Strange Loop

2009 - 2023

St. Louis, MO

How Tracing Uncovers Half-truths in Slack’s CI Infrastructure

Traditional monitoring tools like logs and metrics were necessary but not sufficient to debug how and where systems failed in CI, which relies on multiple, interconnected critical systems (e.g. GHE, Checkpoint, Cypress). In this talk, Frank Chen shares how traces gave us a critical and compounding capability to better understand where, when, how, and why faults occur for our customers in CI. We share how shared tooling for high-dimensionality event traces (using SlackTrace and SpanEvents) could significantly increase our velocity to diagnose code in flight and to debug complex system interactions.

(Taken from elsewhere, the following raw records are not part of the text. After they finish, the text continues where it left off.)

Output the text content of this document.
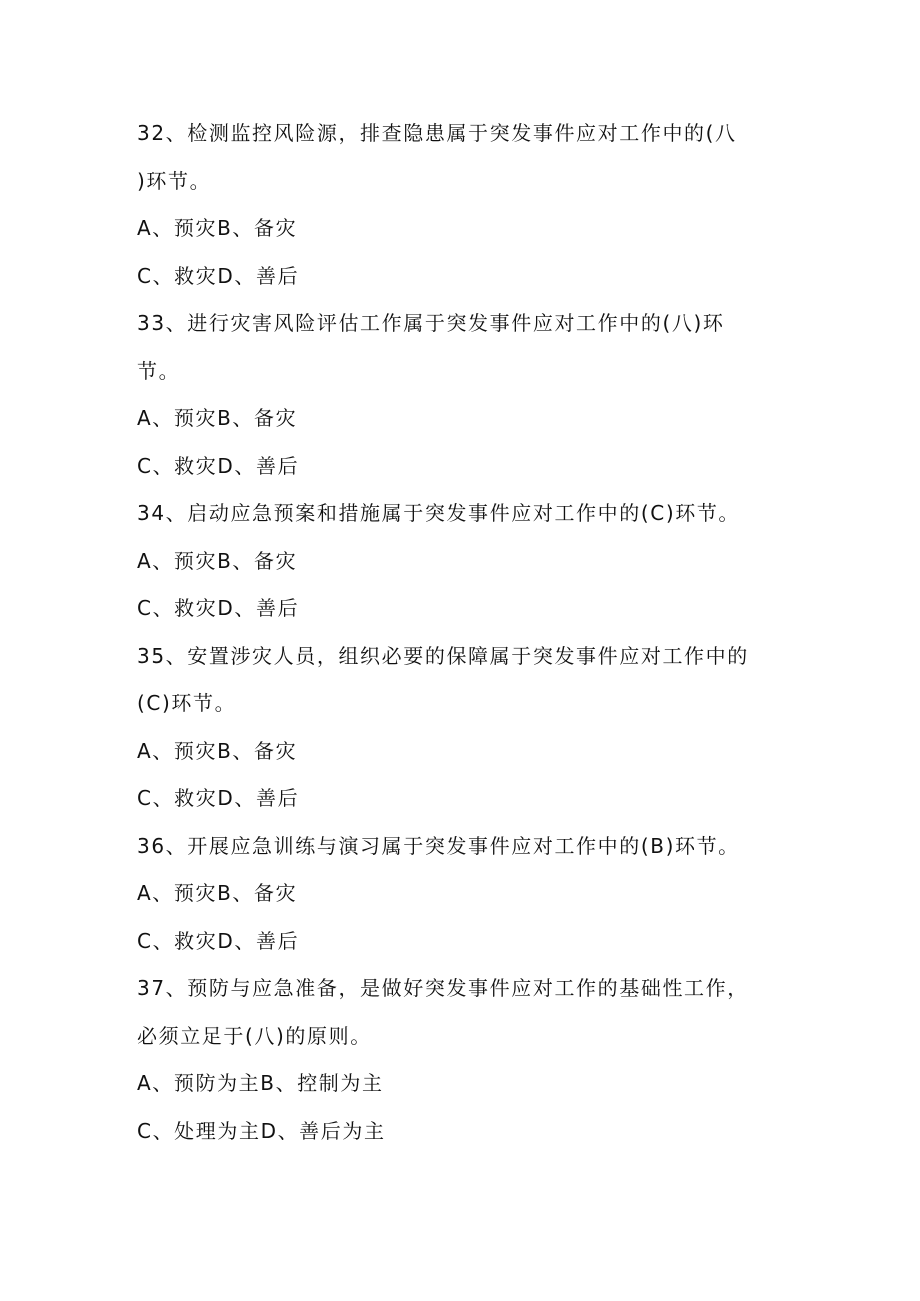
32、检测监控风险源，排查隐患属于突发事件应对工作中的(八
)环节。
A、预灾B、备灾
C、救灾D、善后
33、进行灾害风险评估工作属于突发事件应对工作中的(八)环
节。
A、预灾B、备灾
C、救灾D、善后
34、启动应急预案和措施属于突发事件应对工作中的(C)环节。
A、预灾B、备灾
C、救灾D、善后
35、安置涉灾人员，组织必要的保障属于突发事件应对工作中的
(C)环节。
A、预灾B、备灾
C、救灾D、善后
36、开展应急训练与演习属于突发事件应对工作中的(B)环节。
A、预灾B、备灾
C、救灾D、善后
37、预防与应急准备，是做好突发事件应对工作的基础性工作，
必须立足于(八)的原则。
A、预防为主B、控制为主
C、处理为主D、善后为主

We go from stories with early incidents that motivated further investment throughout Slack’s internal tooling teams to stories about gains in performance and resiliency throughout our infrastructure.

Frank Chen

Slack

Speaker site

@frankc

fxchen

Frank is a maker. At Slack, he focuses on making engineers' lives simpler, more pleasant, and more productive, in the Developer Productivity group. Frank builds tools to be force multipliers for performance and resiliency projects, and guides internal teams adopt observability culture + tooling. Frank helps people make better decisions by designing technologies that connect people to what they want to do. He informs software development with a background in behavior design, engineering leadership, site reliability engineering, and resiliency research. Frank recently moved back to the bay area and can frequently be found hiking, running, or woodworking.